When systems crash unexpectedly and users moan that the internet is slow, the next thing that admins often hear is a request for historical statistics that might take half a day to reach baseline, according to SolarWinds vice president of product strategy Craig McDonald.
In a guest post on the Carahsoft Community blog, McDonald offers a few insights on how software monitoring can ensure that systems are optimised and the main mission uninterrupted at such times. It’s all about paying attention to the fundamental concepts of system monitoring.
“If you’ve been part of a federal IT team for longer than 15 minutes, this is ‘situation normal’,” he says. “[Yet] the answer to these challenges lies in monitoring your environment effectively.”
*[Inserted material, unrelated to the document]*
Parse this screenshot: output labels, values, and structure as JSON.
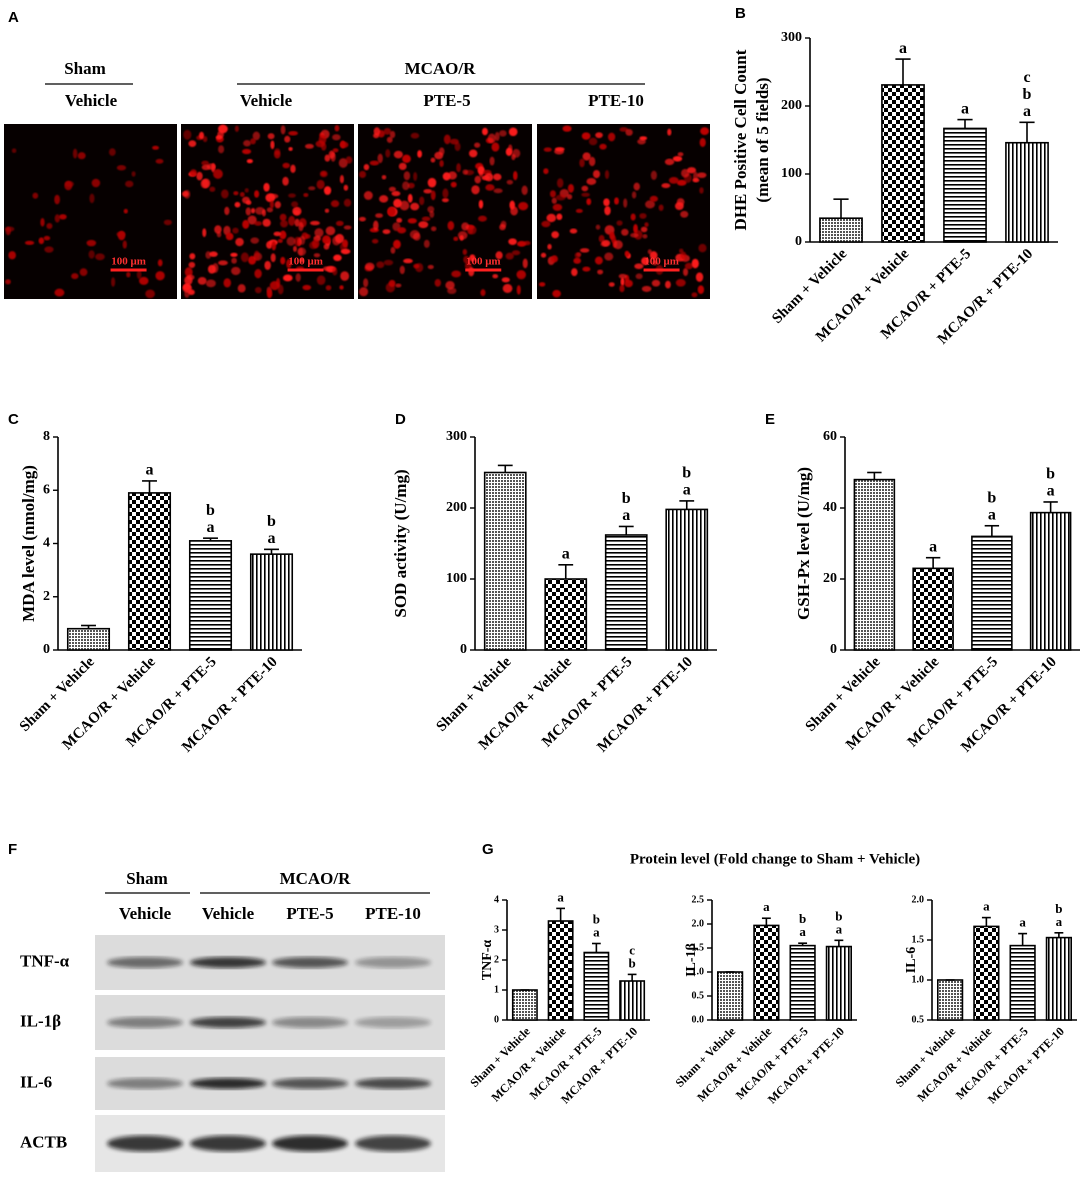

This means that users should know what to look for and where, and how to retrieve it without affecting the monitored system. They also need to know where to store the values, which thresholds indicate a problem, and how to alert the right stakeholders about said problem at the right time. Step one is to familiarise the team with the correct terminology, he says.
Only then can users address the ‘how’.
McDonald writes: “There are various monitoring techniques, from classic pinging and using the Simple Network Management Protocol (SNMP) to vendor-specific methods. Additionally, some offerings use agents for monitoring while others use agentless technology. None of these are right or wrong; it’s important to choose based on your own system and agency demands.”
The key considerations are ease of deployment, configuration, and maintenance; flexibility; availability of the data to external systems and other modules within the solution once it’s collected; and intelligently filtering alert noise, he says.
“On the one hand, you want to be alerted when an issue occurs. On the other hand, you don’t want to create alert rules capable of drowning you in noise and ultimately masking real issues. Machine learning shows promise in solving this problem,” McDonald adds.